Toutefois, dans son rapport sur la communauté de Haguenau, le Bulletin nous apprend qu’a contrario des deux institutions ci-dessus, l’Orphelinat Israélite de Garçons, qui pendant la guerre avait été transformé en bureaux par les Allemands, était toujours occupé par des services administratifs au printemps 1946 empêchant de fait sa réouverture (132) .
Néanmoins, dans une notice relayée par le Bulletin  à l’automne 1946, Joseph Bloch, vice-président de l’Orphelinat Israélite de Haguenau, indique que la maison leur avait été rendue puisqu'elle hébergeait depuis quelque temps vingt-cinq enfants, filles et garçons afin que les frères et sœurs ne soient pas séparés (133). L’inauguration officielle eut lieu le 11 juillet 1948. À présent maison des "Cigognes", elle regroupait cinquante enfants, garçons et filles, dont la plupart avait perdu leurs parents en déportation. Les enfants pouvaient y recommencer une nouvelle vie sous la bienveillance du directeur Nathan Samuel ainsi que celle de sa femme, qui s’efforçaient de remplacer pour tous ces enfants, leurs parents disparus durant la guerre. L’éducation religieuse constituait pour ces enfants, comme pour ceux du Home et de la Maison d’Enfants de Déportés, le fondement de leur nouveau cadre de vie. Éducation dont la qualité fut soulignée, lors de l’inauguration solennelle, par le Grand Rabbin Abraham Deutsch (134).

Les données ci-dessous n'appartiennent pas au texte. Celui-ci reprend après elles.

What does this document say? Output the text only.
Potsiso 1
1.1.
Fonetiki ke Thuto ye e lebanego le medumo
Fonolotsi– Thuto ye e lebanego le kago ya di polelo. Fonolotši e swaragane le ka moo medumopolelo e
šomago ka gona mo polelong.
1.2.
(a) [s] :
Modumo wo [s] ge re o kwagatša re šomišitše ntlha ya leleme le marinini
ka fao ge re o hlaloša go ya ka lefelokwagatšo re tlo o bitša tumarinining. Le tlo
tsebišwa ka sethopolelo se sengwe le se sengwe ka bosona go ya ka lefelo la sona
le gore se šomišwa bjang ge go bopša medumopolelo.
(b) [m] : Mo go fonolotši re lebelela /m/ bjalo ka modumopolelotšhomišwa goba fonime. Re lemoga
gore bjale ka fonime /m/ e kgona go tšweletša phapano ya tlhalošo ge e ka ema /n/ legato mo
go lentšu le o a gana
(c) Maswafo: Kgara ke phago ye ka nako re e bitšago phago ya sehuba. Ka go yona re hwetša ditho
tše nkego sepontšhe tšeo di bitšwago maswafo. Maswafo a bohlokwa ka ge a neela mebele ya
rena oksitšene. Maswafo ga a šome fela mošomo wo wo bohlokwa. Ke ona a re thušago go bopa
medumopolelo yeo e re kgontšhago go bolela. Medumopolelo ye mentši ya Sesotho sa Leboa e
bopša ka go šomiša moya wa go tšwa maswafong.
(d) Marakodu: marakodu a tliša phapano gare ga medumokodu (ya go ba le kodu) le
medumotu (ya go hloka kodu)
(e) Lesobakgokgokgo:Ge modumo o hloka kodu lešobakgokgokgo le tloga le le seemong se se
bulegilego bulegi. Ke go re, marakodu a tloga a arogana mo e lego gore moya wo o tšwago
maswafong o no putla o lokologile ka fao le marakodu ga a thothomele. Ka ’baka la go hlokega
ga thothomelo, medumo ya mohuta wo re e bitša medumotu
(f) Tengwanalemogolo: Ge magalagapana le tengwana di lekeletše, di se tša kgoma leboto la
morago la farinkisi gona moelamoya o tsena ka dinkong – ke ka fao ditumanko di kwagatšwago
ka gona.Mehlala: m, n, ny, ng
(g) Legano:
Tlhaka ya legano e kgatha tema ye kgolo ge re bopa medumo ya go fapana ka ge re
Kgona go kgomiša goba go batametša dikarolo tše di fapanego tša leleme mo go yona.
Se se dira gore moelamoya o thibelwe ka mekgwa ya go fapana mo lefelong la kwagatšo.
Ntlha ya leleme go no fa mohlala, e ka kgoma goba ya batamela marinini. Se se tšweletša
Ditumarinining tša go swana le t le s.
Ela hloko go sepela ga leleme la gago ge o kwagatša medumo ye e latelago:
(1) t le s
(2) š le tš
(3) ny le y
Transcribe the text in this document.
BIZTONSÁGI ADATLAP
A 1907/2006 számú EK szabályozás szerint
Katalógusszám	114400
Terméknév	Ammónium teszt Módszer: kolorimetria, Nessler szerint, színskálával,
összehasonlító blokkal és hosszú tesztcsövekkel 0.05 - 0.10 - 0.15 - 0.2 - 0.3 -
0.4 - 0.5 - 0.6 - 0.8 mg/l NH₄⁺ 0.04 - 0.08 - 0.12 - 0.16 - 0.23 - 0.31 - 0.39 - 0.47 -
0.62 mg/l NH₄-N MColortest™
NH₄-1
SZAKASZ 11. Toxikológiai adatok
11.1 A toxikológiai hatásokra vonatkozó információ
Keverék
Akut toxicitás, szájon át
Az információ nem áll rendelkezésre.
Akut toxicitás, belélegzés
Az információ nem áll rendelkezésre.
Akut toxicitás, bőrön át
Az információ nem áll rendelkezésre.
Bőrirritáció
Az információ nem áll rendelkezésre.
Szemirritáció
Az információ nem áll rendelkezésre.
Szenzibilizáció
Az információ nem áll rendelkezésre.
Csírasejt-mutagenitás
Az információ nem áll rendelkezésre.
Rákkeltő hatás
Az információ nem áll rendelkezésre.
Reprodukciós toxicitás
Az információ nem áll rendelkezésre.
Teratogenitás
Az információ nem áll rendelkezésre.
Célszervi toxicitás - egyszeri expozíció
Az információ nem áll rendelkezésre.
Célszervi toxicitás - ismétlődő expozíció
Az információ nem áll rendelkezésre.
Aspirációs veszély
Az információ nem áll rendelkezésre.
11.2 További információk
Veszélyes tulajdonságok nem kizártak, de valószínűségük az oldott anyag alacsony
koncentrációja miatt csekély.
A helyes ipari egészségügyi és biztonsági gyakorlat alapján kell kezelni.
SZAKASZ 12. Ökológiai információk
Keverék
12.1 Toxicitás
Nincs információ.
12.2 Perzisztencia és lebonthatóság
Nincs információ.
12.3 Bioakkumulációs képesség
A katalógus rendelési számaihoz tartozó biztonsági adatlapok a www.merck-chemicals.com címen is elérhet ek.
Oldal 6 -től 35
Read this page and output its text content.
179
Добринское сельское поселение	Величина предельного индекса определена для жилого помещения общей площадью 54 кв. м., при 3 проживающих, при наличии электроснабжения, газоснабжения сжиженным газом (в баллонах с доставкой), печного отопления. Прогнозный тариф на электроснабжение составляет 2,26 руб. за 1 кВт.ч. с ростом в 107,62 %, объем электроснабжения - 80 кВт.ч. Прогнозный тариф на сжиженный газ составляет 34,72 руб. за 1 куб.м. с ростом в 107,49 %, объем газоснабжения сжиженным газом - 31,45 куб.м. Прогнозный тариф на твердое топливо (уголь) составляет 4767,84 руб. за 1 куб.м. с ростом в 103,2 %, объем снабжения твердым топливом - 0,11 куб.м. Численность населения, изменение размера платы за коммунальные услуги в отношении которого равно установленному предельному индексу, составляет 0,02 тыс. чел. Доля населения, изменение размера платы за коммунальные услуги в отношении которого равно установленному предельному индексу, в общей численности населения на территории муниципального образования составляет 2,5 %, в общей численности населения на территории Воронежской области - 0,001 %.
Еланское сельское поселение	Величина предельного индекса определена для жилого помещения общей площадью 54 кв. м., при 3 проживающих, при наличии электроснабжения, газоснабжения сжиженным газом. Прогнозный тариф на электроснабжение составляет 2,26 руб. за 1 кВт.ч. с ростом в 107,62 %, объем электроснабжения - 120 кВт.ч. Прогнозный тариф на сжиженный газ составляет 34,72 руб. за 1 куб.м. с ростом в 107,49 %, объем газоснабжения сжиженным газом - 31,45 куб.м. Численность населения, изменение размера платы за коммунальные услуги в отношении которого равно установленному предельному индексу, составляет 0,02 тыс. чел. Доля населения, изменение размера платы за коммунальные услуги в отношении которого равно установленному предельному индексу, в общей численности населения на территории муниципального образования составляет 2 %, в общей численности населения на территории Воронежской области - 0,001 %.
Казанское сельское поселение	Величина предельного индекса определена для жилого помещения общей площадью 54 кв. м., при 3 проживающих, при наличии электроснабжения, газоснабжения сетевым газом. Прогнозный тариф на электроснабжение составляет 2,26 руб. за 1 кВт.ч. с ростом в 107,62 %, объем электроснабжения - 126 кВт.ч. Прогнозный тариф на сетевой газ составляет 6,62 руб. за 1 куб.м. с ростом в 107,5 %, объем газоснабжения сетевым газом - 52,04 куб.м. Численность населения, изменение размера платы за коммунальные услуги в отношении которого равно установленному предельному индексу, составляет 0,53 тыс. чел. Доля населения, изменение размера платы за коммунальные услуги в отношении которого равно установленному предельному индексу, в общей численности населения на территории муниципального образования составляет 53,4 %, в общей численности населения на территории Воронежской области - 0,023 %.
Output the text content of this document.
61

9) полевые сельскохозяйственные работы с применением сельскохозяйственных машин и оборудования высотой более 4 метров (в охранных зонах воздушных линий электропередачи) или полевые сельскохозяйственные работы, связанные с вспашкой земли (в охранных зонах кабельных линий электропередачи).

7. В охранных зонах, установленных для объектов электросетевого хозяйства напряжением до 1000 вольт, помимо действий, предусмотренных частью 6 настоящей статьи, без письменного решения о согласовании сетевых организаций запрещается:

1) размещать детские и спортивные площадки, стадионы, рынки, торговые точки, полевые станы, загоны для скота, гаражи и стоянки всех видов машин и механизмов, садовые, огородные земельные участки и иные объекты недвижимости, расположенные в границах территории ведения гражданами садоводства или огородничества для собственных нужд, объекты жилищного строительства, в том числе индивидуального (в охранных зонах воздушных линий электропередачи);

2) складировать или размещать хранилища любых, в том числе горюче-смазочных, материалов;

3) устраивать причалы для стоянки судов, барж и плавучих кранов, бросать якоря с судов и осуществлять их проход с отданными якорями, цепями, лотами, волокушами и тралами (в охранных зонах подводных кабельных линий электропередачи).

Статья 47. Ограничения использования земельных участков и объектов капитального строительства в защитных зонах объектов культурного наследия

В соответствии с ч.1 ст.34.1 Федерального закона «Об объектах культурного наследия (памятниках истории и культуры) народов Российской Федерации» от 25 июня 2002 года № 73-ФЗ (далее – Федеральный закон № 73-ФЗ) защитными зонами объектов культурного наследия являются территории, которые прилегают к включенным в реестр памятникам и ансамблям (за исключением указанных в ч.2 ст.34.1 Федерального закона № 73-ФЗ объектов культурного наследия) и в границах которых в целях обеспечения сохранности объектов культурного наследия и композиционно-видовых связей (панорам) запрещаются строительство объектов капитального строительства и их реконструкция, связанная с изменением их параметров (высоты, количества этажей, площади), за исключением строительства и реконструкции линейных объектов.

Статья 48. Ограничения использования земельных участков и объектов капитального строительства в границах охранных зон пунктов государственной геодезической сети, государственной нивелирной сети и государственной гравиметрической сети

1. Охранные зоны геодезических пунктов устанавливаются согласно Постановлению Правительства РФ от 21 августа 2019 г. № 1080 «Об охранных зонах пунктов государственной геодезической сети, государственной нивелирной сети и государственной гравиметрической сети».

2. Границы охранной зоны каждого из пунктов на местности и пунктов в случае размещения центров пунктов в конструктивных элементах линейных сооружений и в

Le Conseil d’administration, présidé par M. Roos, s’était adressé à l’OSE afin que par leur collaboration, ils puissent redonner à ces enfants un foyer (135). En effet, un accord à caractère financier et pédagogique, qui permit aux enfants de bénéficier d’une éducation des plus moderne (136), fut conclu en août 1946 donnant un nouvel essor à cette institution (137). De plus, le Bulletin  rapporte que l’orphelinat procédait, suivant la coutume d’avant-guerre, à des collectes au sein de leurs coreligionnaires à l’instar de celle du printemps 1947 qui rapporta 391.644 francs (138) ou encore la quête annuelle de Pourim 1948 qui leur rapporta 724.405 francs (139).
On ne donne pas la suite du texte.